Neue Strategien sind gefragt. Die Krise soll gemanagt werden. Und dafür hat jeder ein anderes Medikament. Im Gasthaus sitzen und Besitz ausstrahlen reicht für den Direktor der Tirol-Werbung, Andreas Braun, nicht mehr. Damit die Betten voll werden, muß umgedacht werden. Um Krisenmanagement, um nichts anderes geht es. Zur besseren Selbstbehauptung auf dem Markt empfehlen die Veranstalter des Symposiums den Weg in die Professionalisierung. Felizitas Romeiß-Stracke gibt den Rat, sich so schön wie möglich zu machen, um bei den Kunden besser anzukommen.„Es bestehen nur zwei Alternativen: erstens perfekte Kulissenschieberei oder zweitens Zeitlosigkeit.“

Aber mit den Schönheitsvorstellungen ist das so eine Sache, erfuhr man schon zur Auftaktveranstaltung vom Bürgermeister von Kirchberg. „Je primitiver, je kitschiger – das gefallt dem Gast.“ Gern würde man das Jodel-Image loswerden und diskutierte deshalb die „Software“. Wie Wendelin Weingartner, Tiroler Landeshauptmann, es ausdrückte: „Wir wollen auf die Dauer damit Erfolg haben, was ehrlich ist.“

So hält es beispielsweise die Tirol-Werbung mit „Gegenwart und Ästhetik“. Ungewohnt avantgardistisch sind ihre großformatigen Werbebroschüren und Infomaterialien gestaltet. Statt eines bodenständigen Alpländlers bildet sie lieber den perfekten Torso eines männlichen Models ab. Andreas Braun, der Direktor (er wird als „Philosoph“ vorgestellt), beruft sich auf den französischen Philosophen Baudrillard und argumentiert souverän mit der wachsenden Signalwirkung der Zeichen und Bilder.

Der Trick ist leicht nachvollziehbar: der Tirolerhut wird ästhetisch verfremdet; mit Klischees wird gegen Klischees angegangen.
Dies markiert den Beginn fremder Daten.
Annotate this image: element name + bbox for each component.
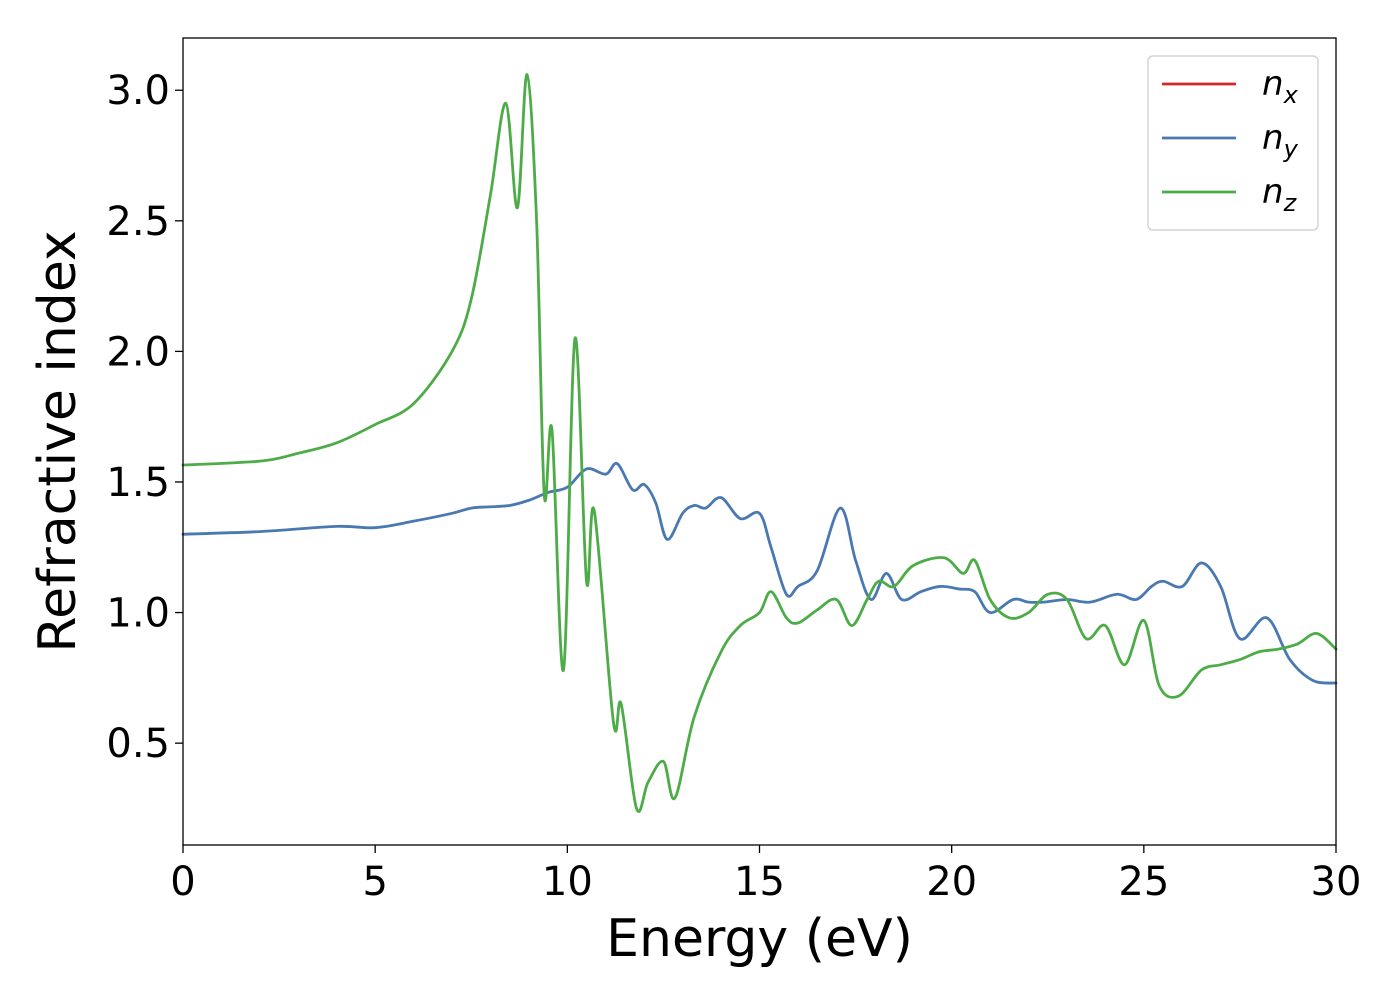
y-tick-label: 0.5 xyxy=(106,721,170,767)
x-tick-label: 10 xyxy=(542,859,593,905)
y-axis-title: Refractive index xyxy=(28,230,88,652)
x-axis-title: Energy (eV) xyxy=(606,909,913,969)
tick-layer: 0 5 10 15 20 25 30 0.5 1.0 1.5 2.0 2.5 3.0 xyxy=(106,68,1361,905)
y-tick-label: 2.5 xyxy=(106,199,170,245)
x-tick-label: 5 xyxy=(362,859,387,905)
x-tick-label: 30 xyxy=(1311,859,1362,905)
series-layer xyxy=(181,73,1338,813)
x-tick-label: 15 xyxy=(734,859,785,905)
x-tick-label: 20 xyxy=(926,859,977,905)
y-tick-label: 1.0 xyxy=(106,591,170,637)
y-tick-label: 2.0 xyxy=(106,329,170,375)
y-tick-label: 3.0 xyxy=(106,68,170,114)
x-tick-label: 0 xyxy=(170,859,195,905)
legend-box xyxy=(1147,55,1319,231)
y-tick-label: 1.5 xyxy=(106,460,170,506)
plot-area xyxy=(183,38,1336,845)
series-line-n-y xyxy=(181,461,1338,685)
series-line-n-z xyxy=(181,73,1338,813)
x-tick-label: 25 xyxy=(1118,859,1169,905)
plot-frame xyxy=(182,37,1337,846)
legend-label-n-z: nz xyxy=(1262,172,1298,217)
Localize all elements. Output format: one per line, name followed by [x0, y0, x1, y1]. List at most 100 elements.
Dies spricht neue Kundenkreise an. Regelmäßig sorgt Braun mit seiner Werbung für Aufregung im Land. Mehrheitlich provoziert sie im Tiroler das mittelständische Unikum: „Rausgeschmissenes Geld“, schimpfen die Tagungsteilnehmer (meist Hoteliers), „man stelle sich mal vor, damit wird in den USA für uns geworben!“

Genüßlich haut Frans van Steenis vom Großveranstalter Holland International/ITS in diese Bresche: „Ich verstehe wirklich nicht mehr, was Tirol vermarktet – zwischen den Ohren entsteht kognitive Dissonanz!“ Van Steenis preist als Allheilmittel die gesichtslose Vollvermarktung des Produkts Tirol. Da haben „Qualitätsgurus“ natürlich schlechte Karten. Der Tourist wolle „das alte Österreich“ und preiswerte Angebote. Lieber ein Bett verramschen als eine verlorene Nacht beklagen, wird den Hoteliers ans Herz gelegt. Hans-Dieter Toth, Incoming-Spezialist und Agenturchef aus Kitzbühel, schiebt nach: Das Bettenangebot müsse über zentrale Agenturen verwaltet werden. „Selbsternannte Tourismusprofis glauben, daß die Gesetze des Marktes hier nicht gelten.“ Er hält dem Vorwurf von „Knebelverträgen“, die er Hoteliers aufnötige, die anerkannte Professionalität der Anwälte entgegen. Die können nicht irren. Aber in der Tat rütteln die Vertragsbedingungen am Grundselbstverständnis der Tiroler Kundenpflege: „Ja“, steht da unter anderem geschrieben, „ich verpflichte mich, Weihnachts-, Neujahrs-, Ostergrüße und dergleichen keinesfalls direkt an den Kunden zu richten.“ – „Natürlich muß da niemand mitmachen“, aber „Sie machen einen Fehler, wenn Sie da nicht mitmachen“, so Toth.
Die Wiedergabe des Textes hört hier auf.